Méthanisation dans l’Orne : « la filière va dans la démesure », estime un chercheur
La méthanisation, la production de gaz à partir de matières organiques, dont des déchets agricoles, connaît une croissance forte dans l’Orne. Mais cette énergie subventionnée par l’État n’est pas viable à long terme, estime Daniel Chateigner, professeur à l’université de Caen et membre du collectif scientifique national Méthanisation raisonnée.
La filière méthanisation se développe fortement dans l’Orne ces dernières années. En 2024, le département compte soixante unités de méthanisation en fonctionnement. D’autres projets sont en cours.
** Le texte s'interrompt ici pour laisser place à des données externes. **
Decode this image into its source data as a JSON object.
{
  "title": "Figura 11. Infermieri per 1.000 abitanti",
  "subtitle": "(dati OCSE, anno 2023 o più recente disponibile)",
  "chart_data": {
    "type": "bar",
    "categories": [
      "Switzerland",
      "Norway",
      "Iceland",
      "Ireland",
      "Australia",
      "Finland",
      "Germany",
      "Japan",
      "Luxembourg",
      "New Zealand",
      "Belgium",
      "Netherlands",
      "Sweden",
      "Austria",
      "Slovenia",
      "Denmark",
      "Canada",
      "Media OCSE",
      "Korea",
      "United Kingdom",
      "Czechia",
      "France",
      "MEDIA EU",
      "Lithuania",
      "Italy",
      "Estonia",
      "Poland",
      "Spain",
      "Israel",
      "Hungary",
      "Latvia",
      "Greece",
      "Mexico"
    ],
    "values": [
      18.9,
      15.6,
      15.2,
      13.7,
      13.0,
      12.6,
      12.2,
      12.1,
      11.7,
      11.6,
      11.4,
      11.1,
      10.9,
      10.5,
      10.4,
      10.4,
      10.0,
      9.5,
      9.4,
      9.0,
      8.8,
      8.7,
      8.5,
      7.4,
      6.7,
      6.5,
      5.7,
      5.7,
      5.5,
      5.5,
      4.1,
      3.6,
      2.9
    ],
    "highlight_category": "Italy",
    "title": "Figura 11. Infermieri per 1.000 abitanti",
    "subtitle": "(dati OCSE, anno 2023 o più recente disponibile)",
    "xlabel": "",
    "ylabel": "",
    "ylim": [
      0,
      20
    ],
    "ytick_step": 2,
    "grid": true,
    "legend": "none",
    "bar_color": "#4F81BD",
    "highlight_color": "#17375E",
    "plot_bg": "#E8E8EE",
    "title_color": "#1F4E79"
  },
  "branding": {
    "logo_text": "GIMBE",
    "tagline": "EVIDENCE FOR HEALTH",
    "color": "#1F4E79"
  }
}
Cette énergie subventionnée par les pouvoirs publics n’est pas viable à long terme, selon Daniel Chateigner, professeur à l’université de Caen et membre du Collectif scientifique national Méthanisation raisonnée.
Quelle est votre analyse sur le développement de la méthanisation dans l’Orne ?
Le département compte une soixantaine d’unités de méthanisation en 2024. À l’horizon 2026-2028, le département pourrait compter 85 installations. À l’échelle du territoire, il y aura un méthaniseur tous les sept kilomètres. Il n’y aura pas assez de surface pour les alimenter. Les agriculteurs mettent du maïs pour compléter les effluents (déchets agricoles). C’est une filière qui va dans la démesure.
Pour quelles raisons ?
La méthanisation ne vit que grâce aux subventions. Beaucoup d’aides financières sont accordées à la construction de méthaniseurs et au rachat du gaz. Le rachat du gaz est subventionné en moyenne à 150 € le mégawattheure. C’est 5 milliards dans le budget de l’État. S’il n’y avait pas ça, la filière ne serait pas viable financièrement. L’énergie retirée par cette technologie est infime. C’est de loin la moins efficace des énergies renouvelables. Si on veut arrêter de consommer du gaz naturel, il faudrait 30 000 méthaniseurs en France.
Les agriculteurs disent que la méthanisation leur assure une garantie économique…
Pour amortir la construction d’un méthaniseur, il faut attendre en moyenne sept ans. Alors oui, un agriculteur qui se voit proposer un revenu fixe de 1 500 €, il signe tout de suite. Mais pourquoi le business plan s’arrête au bout de quinze ou vingt ans ? Les digesteurs sont corrosifs. Les frais de maintenance dès la première année, c’est 10 000 €. Le chiffre se multiplie par dix, puis vingt au bout de vingt ans. Après, il faut reconstruire. Économiquement, ce n’est pas tenable.